Sexy, insightful and maybe a little twee, Don Jon is about to hit its demographic like a toy commercial on Saturday Morning. It’s lithe and smart and doesn’t smack you with what it clearly sees as a message. Instead it couches its big concern—that media (film especially) wounds the romantic expectations of its fans—in faux regional cinema. Screenwriter/director/star Joseph Gordon Levitt is hardly an Italian Catholic from Jersey, but he and the cast Guido-it-up with such gusto you’d think it was a game. Glenne Headley (as Jon’s mom) has her manicured finger on the right kind of shrill to deliver her concern, delight or pasta. There are moments you’ll confuse Johannson for a young Debi Mazar; she scrunches her nose and for a moment is unrecognizable.

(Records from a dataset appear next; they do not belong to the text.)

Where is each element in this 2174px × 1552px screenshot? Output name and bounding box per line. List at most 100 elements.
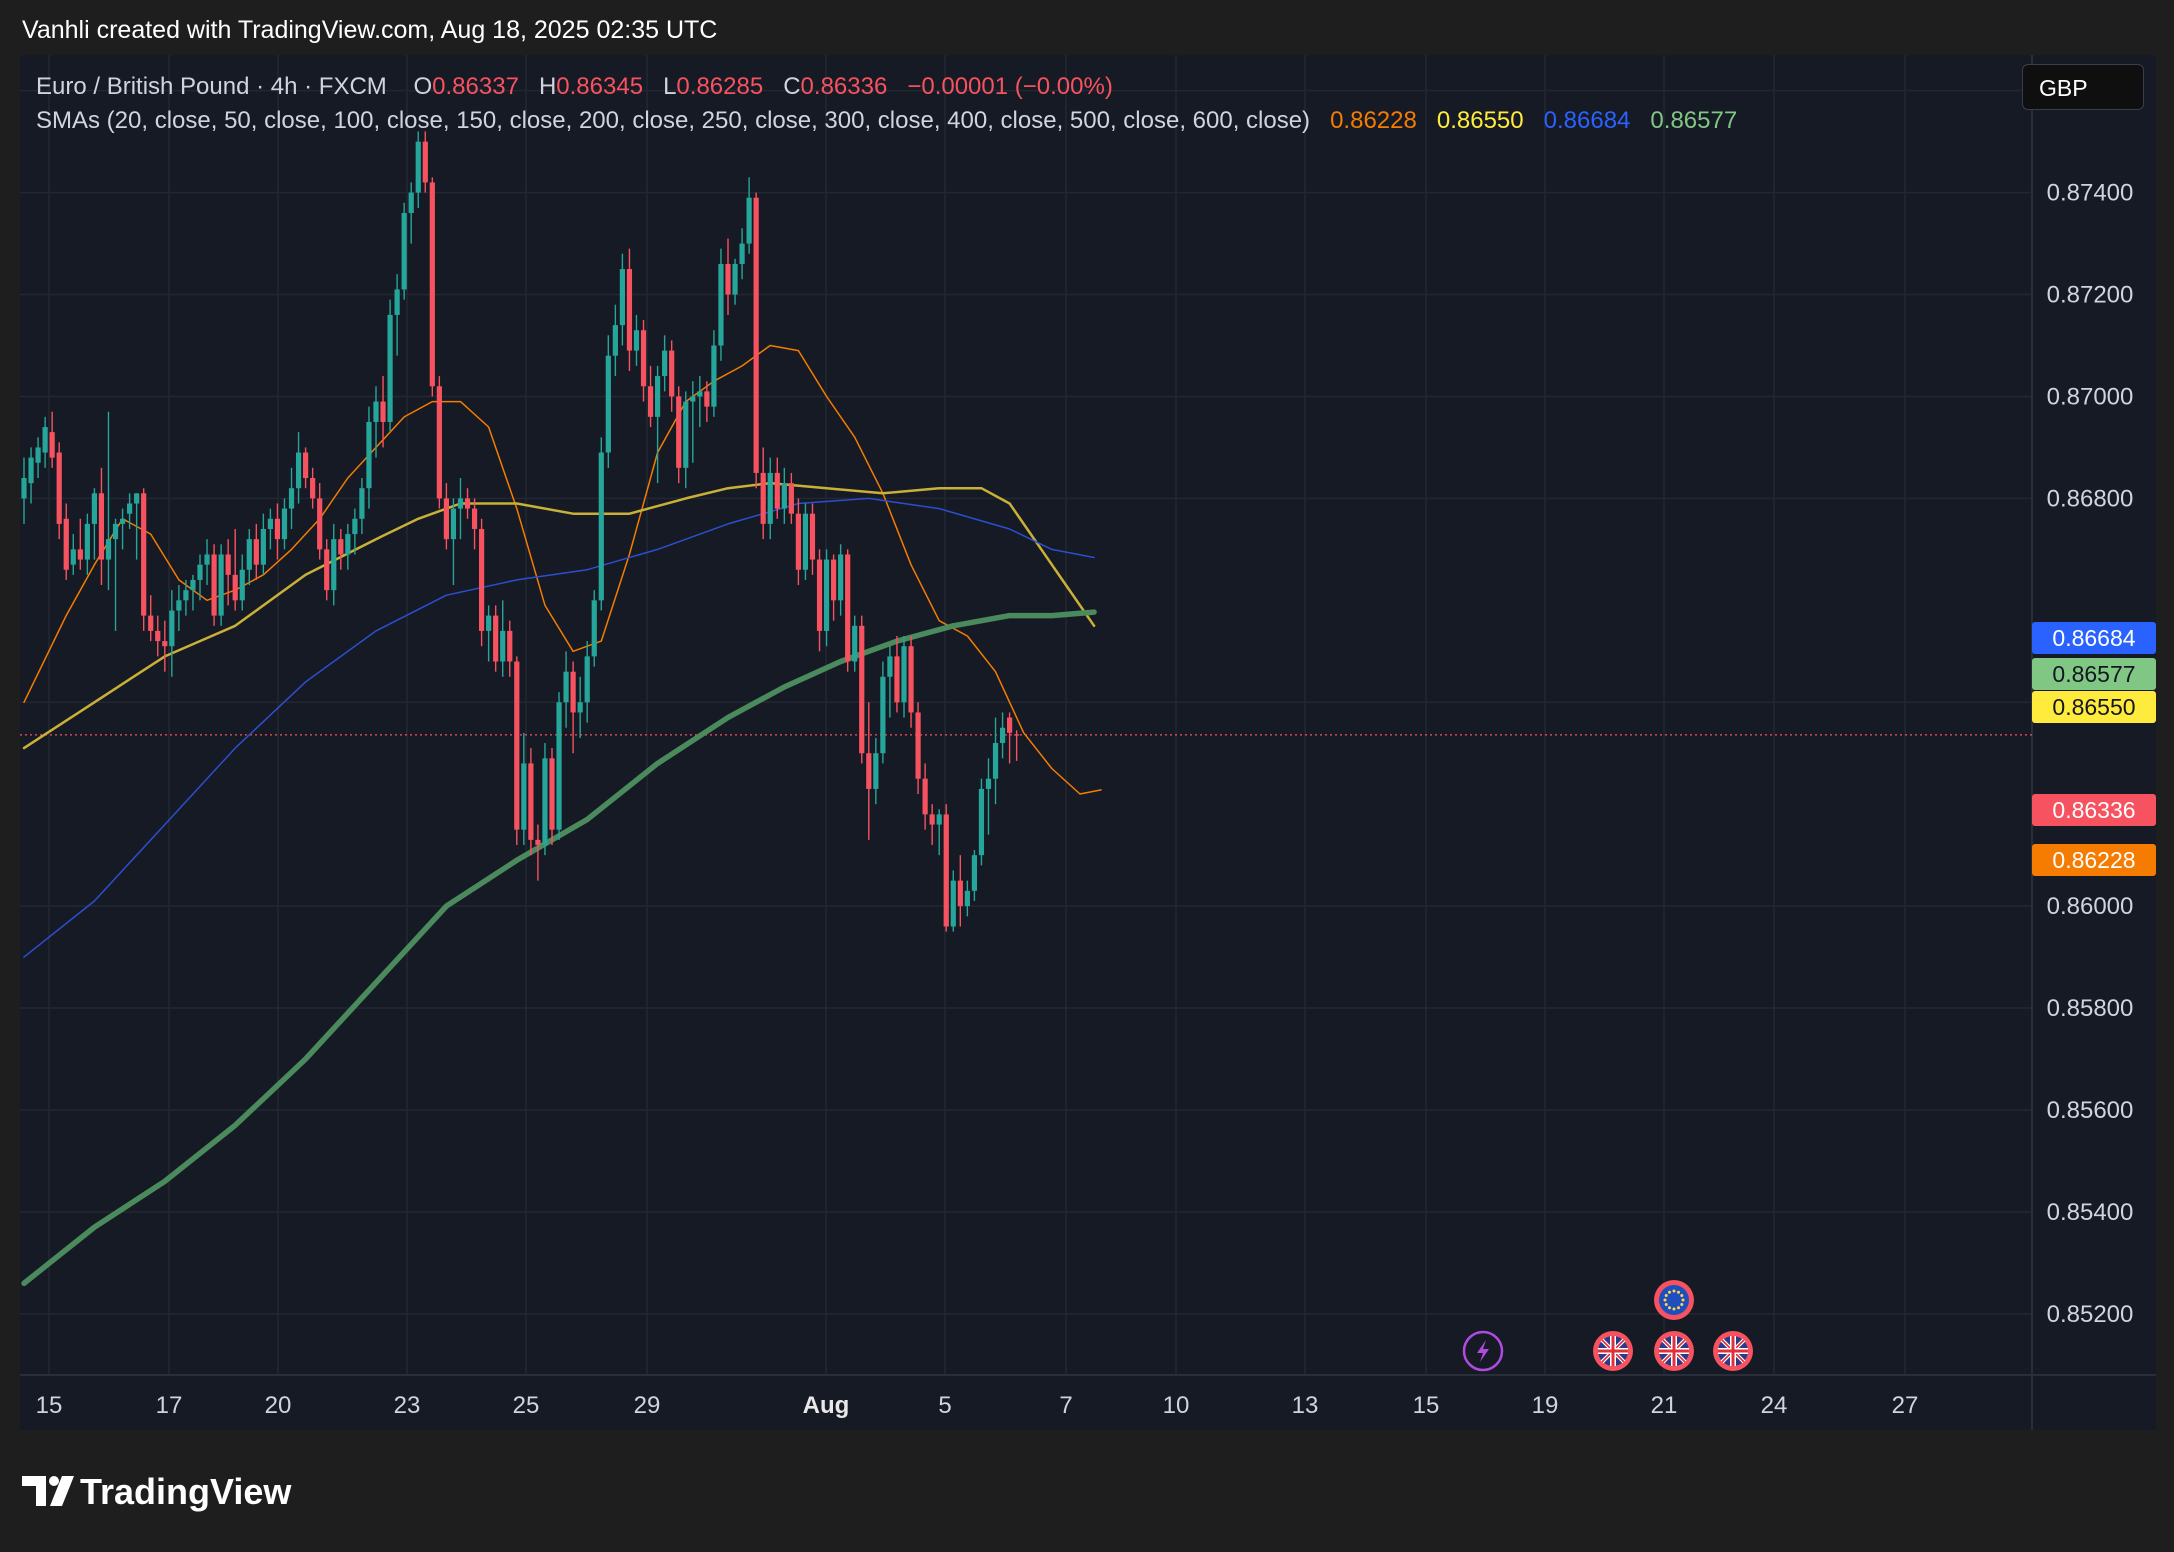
- candle[interactable]: [429, 177, 435, 397]
- candle[interactable]: [809, 503, 816, 575]
- candle[interactable]: [823, 549, 830, 647]
- candle[interactable]: [176, 585, 182, 631]
- candle[interactable]: [303, 447, 309, 489]
- currency-button[interactable]: GBP: [2022, 64, 2144, 110]
- candle[interactable]: [662, 335, 668, 392]
- candle[interactable]: [760, 447, 766, 540]
- candle[interactable]: [211, 544, 217, 626]
- symbol-name[interactable]: Euro / British Pound · 4h · FXCM: [36, 73, 387, 100]
- candle[interactable]: [288, 467, 295, 529]
- candle[interactable]: [260, 513, 266, 575]
- candle[interactable]: [563, 651, 569, 728]
- candle[interactable]: [148, 595, 154, 642]
- candle[interactable]: [859, 615, 865, 764]
- candle[interactable]: [443, 483, 449, 550]
- candle[interactable]: [366, 406, 372, 509]
- candle[interactable]: [514, 656, 520, 845]
- candle[interactable]: [295, 432, 302, 504]
- candle[interactable]: [63, 503, 69, 580]
- candle[interactable]: [28, 447, 34, 504]
- candle[interactable]: [190, 574, 196, 611]
- candle[interactable]: [387, 299, 393, 433]
- candle[interactable]: [838, 544, 844, 616]
- candle[interactable]: [542, 743, 548, 856]
- uk-flag-icon[interactable]: [1713, 1331, 1753, 1371]
- candle[interactable]: [310, 467, 316, 509]
- candle[interactable]: [831, 554, 837, 621]
- candle[interactable]: [732, 258, 738, 305]
- candle[interactable]: [640, 320, 647, 402]
- candle[interactable]: [584, 641, 590, 723]
- candle[interactable]: [767, 457, 773, 540]
- candlestick-chart[interactable]: 151720232529Aug57101315192124270.876000.…: [20, 55, 2156, 1430]
- candle[interactable]: [964, 880, 970, 917]
- candle[interactable]: [105, 411, 112, 591]
- chart-panel[interactable]: 151720232529Aug57101315192124270.876000.…: [20, 55, 2156, 1430]
- candle[interactable]: [795, 498, 801, 586]
- candle[interactable]: [450, 498, 457, 586]
- uk-flag-icon[interactable]: [1593, 1331, 1633, 1371]
- candle[interactable]: [915, 702, 921, 794]
- candle[interactable]: [929, 804, 935, 845]
- candle[interactable]: [162, 620, 168, 672]
- candle[interactable]: [183, 579, 189, 616]
- candle[interactable]: [1014, 730, 1020, 761]
- candle[interactable]: [528, 748, 534, 856]
- candle[interactable]: [802, 503, 809, 580]
- candle[interactable]: [56, 442, 62, 540]
- candle[interactable]: [331, 523, 337, 606]
- candle[interactable]: [633, 314, 640, 366]
- candle[interactable]: [42, 416, 48, 468]
- candle[interactable]: [718, 248, 724, 361]
- candle[interactable]: [274, 503, 281, 560]
- candle[interactable]: [324, 539, 330, 601]
- candle[interactable]: [1007, 712, 1013, 764]
- candle[interactable]: [852, 615, 858, 672]
- candle[interactable]: [647, 365, 654, 428]
- candle[interactable]: [225, 539, 231, 606]
- candle[interactable]: [978, 778, 985, 866]
- candle[interactable]: [155, 615, 161, 657]
- candle[interactable]: [943, 804, 949, 932]
- candle[interactable]: [746, 177, 752, 254]
- candle[interactable]: [464, 488, 471, 519]
- candle[interactable]: [957, 855, 963, 927]
- candle[interactable]: [141, 488, 147, 631]
- candle[interactable]: [246, 528, 252, 586]
- candle[interactable]: [577, 676, 583, 738]
- candle[interactable]: [549, 748, 555, 845]
- candle[interactable]: [338, 528, 344, 570]
- candle[interactable]: [169, 590, 175, 677]
- uk-flag-icon[interactable]: [1654, 1331, 1694, 1371]
- candle[interactable]: [359, 478, 365, 535]
- candle[interactable]: [655, 365, 661, 484]
- candle[interactable]: [612, 304, 618, 377]
- candle[interactable]: [317, 483, 323, 560]
- candle[interactable]: [901, 636, 907, 718]
- candle[interactable]: [507, 620, 513, 677]
- candle[interactable]: [971, 850, 977, 902]
- candle[interactable]: [922, 763, 928, 830]
- candle[interactable]: [985, 758, 992, 835]
- candle[interactable]: [894, 636, 900, 713]
- candle[interactable]: [690, 381, 696, 463]
- candle[interactable]: [619, 253, 625, 346]
- candle[interactable]: [134, 493, 140, 560]
- eu-flag-icon[interactable]: [1654, 1280, 1694, 1320]
- candle[interactable]: [626, 248, 633, 371]
- candle[interactable]: [218, 544, 224, 626]
- candle[interactable]: [422, 131, 428, 193]
- lightning-icon[interactable]: [1462, 1330, 1504, 1372]
- candle[interactable]: [239, 554, 245, 611]
- candle[interactable]: [84, 513, 90, 575]
- candle[interactable]: [267, 508, 273, 550]
- candle[interactable]: [880, 661, 886, 764]
- candle[interactable]: [232, 528, 238, 611]
- candle[interactable]: [556, 692, 562, 840]
- candle[interactable]: [598, 437, 604, 611]
- candle[interactable]: [950, 870, 956, 932]
- candle[interactable]: [936, 809, 942, 856]
- candle[interactable]: [49, 411, 55, 468]
- candle[interactable]: [281, 498, 288, 550]
- candle[interactable]: [753, 192, 759, 489]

A confessional scenes in which Jon requests absolution for his masturbation and unwed sex demonstrates the robotic efficiency of the Catholic Church and some of where Jon got his ideas about the inner-workings of life. He’s not what you’d call a “seeker,” and not to suggest that Gordon-Levitt is making a statement about Jersey Italians but to a certain extent this is our best answer for the film’s setting. Why choose Jersey when people everywhere retreat to protect their vulnerability? Maybe other places don’t feature the accents and mannerisms actors chew on like it’s a sport—but Gordon-Levitt clearly found a world that can swing from abrasive to cozy in no time, and he’s not the only person on this passion project that loves the hell out of it.